- The wild turkey
is native to northern Mexico and the eastern United States.
- It
was domesticated in Mexico and brought into Europe early
in the 16th century. Since that time, turkeys have been extensively raised because
of the excellent quality of their meat and eggs.
- Each Thanksgiving about
675 million pounds of turkey are consumed in the US.
- Benjamin Franklin is
quoted as having wished the turkey instead of the eagle had
been chosen a the representative of our country. Franklin
thought the eagle was "a bird of bad
moral character" and that the turkey was much more respectable
bird. Franklin wanted to put the turkey on the American flag.
- Sesame Street's Big Bird
costume is made of turkey feathers.
- Before modern transportation,
farmers in the Brith Isles put leather shoes on turkeys and
walked them to market.
- While Americans prefer the white meat of turkeys,
most of the world prefers the dark meat.
- Turkeys have 3,500 feathers at maturity.
- Turkeys
run wild in many parts of Oklahoma today.
- Wild turkey doesn’t
taste the same as domesticated turkey because its diet
is different.
- Wild turkeys also have
more dark meat than domesticated
turkey, which is bred to have more white meat.
- Dark meat,
which avian myologists (bird muscle scientists) refer to
as "red
muscle," is used for sustained activity—chiefly walking,
in the case of a turkey.

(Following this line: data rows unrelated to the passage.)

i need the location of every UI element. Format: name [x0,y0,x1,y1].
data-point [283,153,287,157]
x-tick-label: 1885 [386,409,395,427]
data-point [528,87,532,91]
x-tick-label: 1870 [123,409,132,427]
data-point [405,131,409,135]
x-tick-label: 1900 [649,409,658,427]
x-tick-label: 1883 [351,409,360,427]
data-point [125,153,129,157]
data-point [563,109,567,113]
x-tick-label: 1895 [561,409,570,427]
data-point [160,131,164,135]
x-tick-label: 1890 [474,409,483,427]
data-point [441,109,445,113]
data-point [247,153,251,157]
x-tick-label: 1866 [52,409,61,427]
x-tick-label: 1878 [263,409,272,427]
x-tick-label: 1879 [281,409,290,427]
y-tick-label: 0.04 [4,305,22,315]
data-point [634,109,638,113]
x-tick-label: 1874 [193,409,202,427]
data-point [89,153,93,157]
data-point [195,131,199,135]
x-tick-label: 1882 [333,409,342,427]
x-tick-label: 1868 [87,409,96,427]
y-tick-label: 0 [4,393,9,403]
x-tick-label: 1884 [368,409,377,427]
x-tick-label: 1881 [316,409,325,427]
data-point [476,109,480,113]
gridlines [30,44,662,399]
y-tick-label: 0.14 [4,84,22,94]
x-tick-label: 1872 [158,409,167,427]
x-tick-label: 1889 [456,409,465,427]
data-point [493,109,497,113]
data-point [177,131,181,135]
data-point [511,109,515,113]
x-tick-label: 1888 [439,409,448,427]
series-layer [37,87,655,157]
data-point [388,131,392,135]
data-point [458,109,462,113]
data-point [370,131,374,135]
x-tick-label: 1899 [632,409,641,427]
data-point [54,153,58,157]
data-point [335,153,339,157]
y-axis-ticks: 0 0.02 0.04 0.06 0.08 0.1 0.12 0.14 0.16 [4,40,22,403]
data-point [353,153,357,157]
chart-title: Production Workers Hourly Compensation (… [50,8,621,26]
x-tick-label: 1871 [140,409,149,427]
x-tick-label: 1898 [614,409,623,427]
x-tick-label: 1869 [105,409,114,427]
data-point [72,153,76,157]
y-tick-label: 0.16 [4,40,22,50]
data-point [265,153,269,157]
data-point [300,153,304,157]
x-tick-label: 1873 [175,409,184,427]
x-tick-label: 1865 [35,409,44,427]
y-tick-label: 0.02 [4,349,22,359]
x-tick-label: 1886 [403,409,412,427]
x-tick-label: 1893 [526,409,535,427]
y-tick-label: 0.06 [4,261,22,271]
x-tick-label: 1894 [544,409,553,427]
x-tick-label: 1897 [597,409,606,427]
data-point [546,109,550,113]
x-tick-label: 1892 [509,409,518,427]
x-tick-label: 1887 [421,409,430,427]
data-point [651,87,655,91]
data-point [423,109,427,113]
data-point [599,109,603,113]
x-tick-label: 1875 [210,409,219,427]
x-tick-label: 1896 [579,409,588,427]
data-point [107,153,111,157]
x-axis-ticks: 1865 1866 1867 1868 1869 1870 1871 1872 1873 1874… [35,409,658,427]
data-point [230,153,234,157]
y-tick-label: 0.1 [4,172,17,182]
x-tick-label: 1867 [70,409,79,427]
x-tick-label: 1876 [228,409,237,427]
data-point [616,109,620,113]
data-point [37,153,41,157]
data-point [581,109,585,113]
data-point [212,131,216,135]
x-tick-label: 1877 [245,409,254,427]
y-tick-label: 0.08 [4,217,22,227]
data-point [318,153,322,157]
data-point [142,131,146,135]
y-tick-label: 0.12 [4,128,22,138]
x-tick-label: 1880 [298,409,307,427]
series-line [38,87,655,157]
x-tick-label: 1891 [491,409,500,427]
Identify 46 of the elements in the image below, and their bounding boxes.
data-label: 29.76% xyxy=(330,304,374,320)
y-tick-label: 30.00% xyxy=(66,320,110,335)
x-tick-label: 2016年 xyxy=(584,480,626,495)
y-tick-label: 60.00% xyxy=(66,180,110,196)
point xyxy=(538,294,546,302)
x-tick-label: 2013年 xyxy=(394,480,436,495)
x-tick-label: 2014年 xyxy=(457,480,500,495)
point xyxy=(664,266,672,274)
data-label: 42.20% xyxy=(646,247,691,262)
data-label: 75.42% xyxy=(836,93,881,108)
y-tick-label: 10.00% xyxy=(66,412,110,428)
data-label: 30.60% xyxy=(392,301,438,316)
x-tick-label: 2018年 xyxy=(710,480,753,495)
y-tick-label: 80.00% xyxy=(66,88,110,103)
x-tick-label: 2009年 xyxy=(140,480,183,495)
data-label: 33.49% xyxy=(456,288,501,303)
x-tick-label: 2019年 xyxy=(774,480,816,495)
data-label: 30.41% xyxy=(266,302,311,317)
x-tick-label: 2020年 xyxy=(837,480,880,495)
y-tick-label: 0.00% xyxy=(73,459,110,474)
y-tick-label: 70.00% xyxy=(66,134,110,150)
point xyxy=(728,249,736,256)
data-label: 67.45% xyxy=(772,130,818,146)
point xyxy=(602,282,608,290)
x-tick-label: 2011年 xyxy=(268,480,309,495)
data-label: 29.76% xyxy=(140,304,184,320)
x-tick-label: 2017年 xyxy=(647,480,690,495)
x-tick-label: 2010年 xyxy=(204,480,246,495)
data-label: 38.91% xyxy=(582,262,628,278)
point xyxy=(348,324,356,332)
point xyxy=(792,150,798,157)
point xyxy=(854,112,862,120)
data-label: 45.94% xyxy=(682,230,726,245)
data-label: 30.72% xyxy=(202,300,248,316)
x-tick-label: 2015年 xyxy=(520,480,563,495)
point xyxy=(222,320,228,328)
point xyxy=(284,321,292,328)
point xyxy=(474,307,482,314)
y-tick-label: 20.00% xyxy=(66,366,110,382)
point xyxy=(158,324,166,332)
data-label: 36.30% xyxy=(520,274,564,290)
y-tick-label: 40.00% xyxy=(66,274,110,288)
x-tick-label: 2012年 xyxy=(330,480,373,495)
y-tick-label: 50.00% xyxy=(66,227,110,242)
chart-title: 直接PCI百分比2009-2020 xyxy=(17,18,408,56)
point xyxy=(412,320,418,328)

The dark color comes from a chemical compound
in the muscle called myoglobin, which plays a key role in oxygen
transport. White muscle, in contrast, is suitable only for short
bursts of activity such as, for turkeys, flying. That's why the turkey's
leg meat and thigh meat are dark, and its breast meat (which makes
up the primary flight muscles) is white. Other birds more capable
in the flight department, such as ducks and geese, have red muscle
(and dark meat) throughout.
- Most turkey producers
provide large amounts of special food and water for their
birds. Turkeys fed this way can grow to 25 pounds within
five months.
- Some Oklahoma farmers
range-feed small flocks of turkeys. That means they turn
them loose to find their own grain, weed seed and insects
to eat. Five weeks before it’s
time to sell them, the farmer will start to feed them whole corn
so they’ll
get plump.
- Turkeys are sometimes
difficult to raise because they are very curious and tend
to get their heads caught in fences. They must be taught
to eat from special feeders and waterers, just like other
baby animals.
- The ballroom dance known as the Turkey Trot was named for
the short, jerky steps a turkey makes.